The question after 14 years of QE exceeding $25tn is how the big central banks normalise the monetary dials without unintended consequences.

Should it come to it, restricting immigrant workers would limit the labour pool, contribute to hiring difficulties and skill shortages and risk an element in short supply: potential growth. The National Bureau of Economic Research in 2018 estimated that the undocumented workers threatened by Trump contributed 3% of private sector GDP. Yet, by accounting for 9% of agriculture, construction and leisure sector value added, their relatively low-skilled, low-pay jobs did not offer widespread appeal.

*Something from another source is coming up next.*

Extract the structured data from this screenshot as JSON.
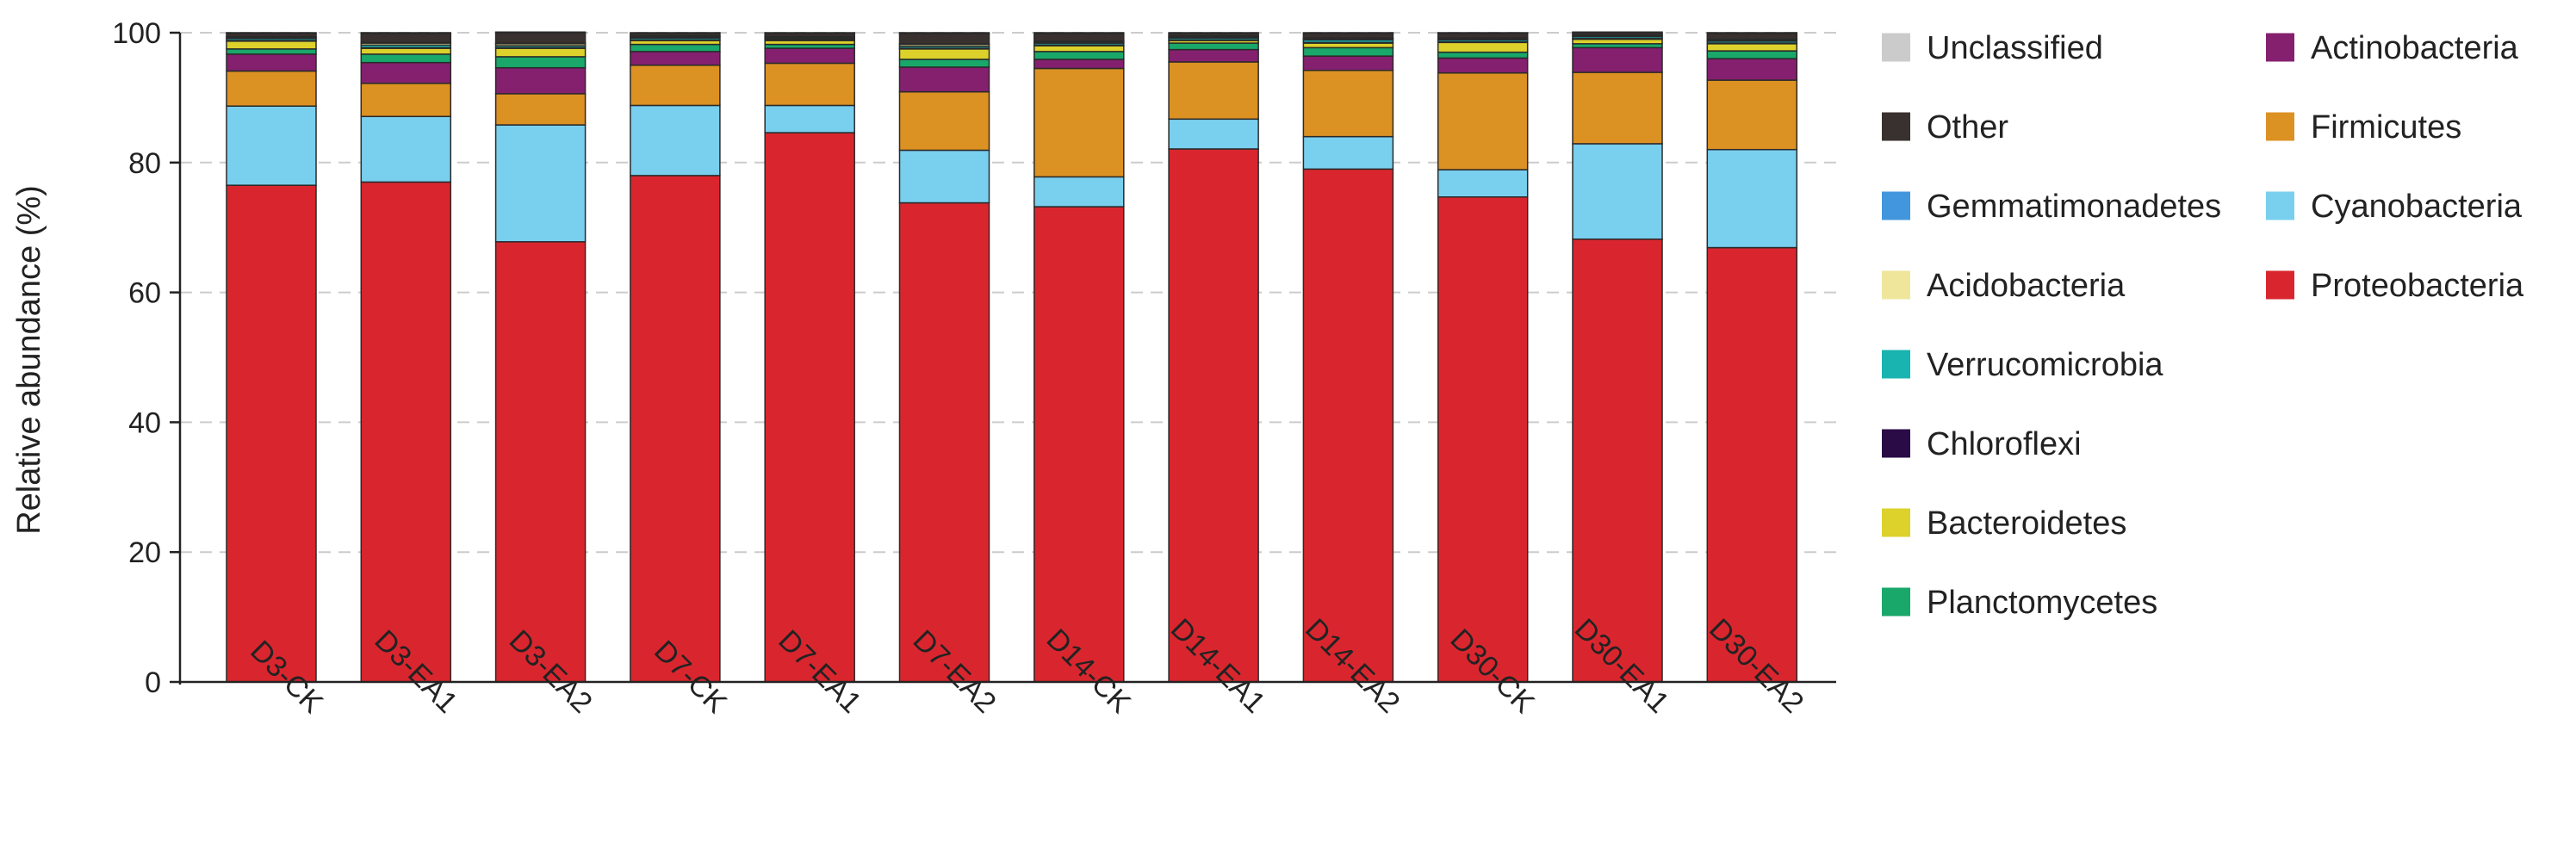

Third, more direct vulnerability from protectionism probably lies not with the US (whose trade dependence is limited) and China (where dependence has been falling), but smaller, open economies. These include Southeast Asia (Malaysia and Thailand’s trade – exports plus imports – each exceeds 100% of GDP, Vietnam’s is 200%, Singapore’s over 300%); Australia and New Zealand (40% and 44%); United Arab Emirates (162%); and core Europe (Germany 89%, UK 55%, Netherlands 156%).

For other emerging markets, the outlook in a more protectionist, strong dollar scenario would be less rosy. Clear vulnerabilities exist, such as those non-commodity-exporting sovereigns with high exposure to short-term external debt and foreign saving needs, including Turkey, Argentina and Ukraine. For most others, external debt ratios are lower, with fewer currency pegs to have to protect. And if domestic debt-strains build, they too can run quantitative easing.

So, the question after 14 years of QE exceeding $25tn is how the big central banks normalise the monetary dials without unintended consequences. Their bloated balance sheets suggest they cannot take us off guard. If the 1930s is any guide, US QE ran unbroken from 1937 to effective Federal Reserve independence in 1951. Today, by running passive quantitative tightening, the Fed is expected to normalise its balance sheet by 2025. But, if protectionism grows, this – and a return to historic policy norms globally – may be optimistic.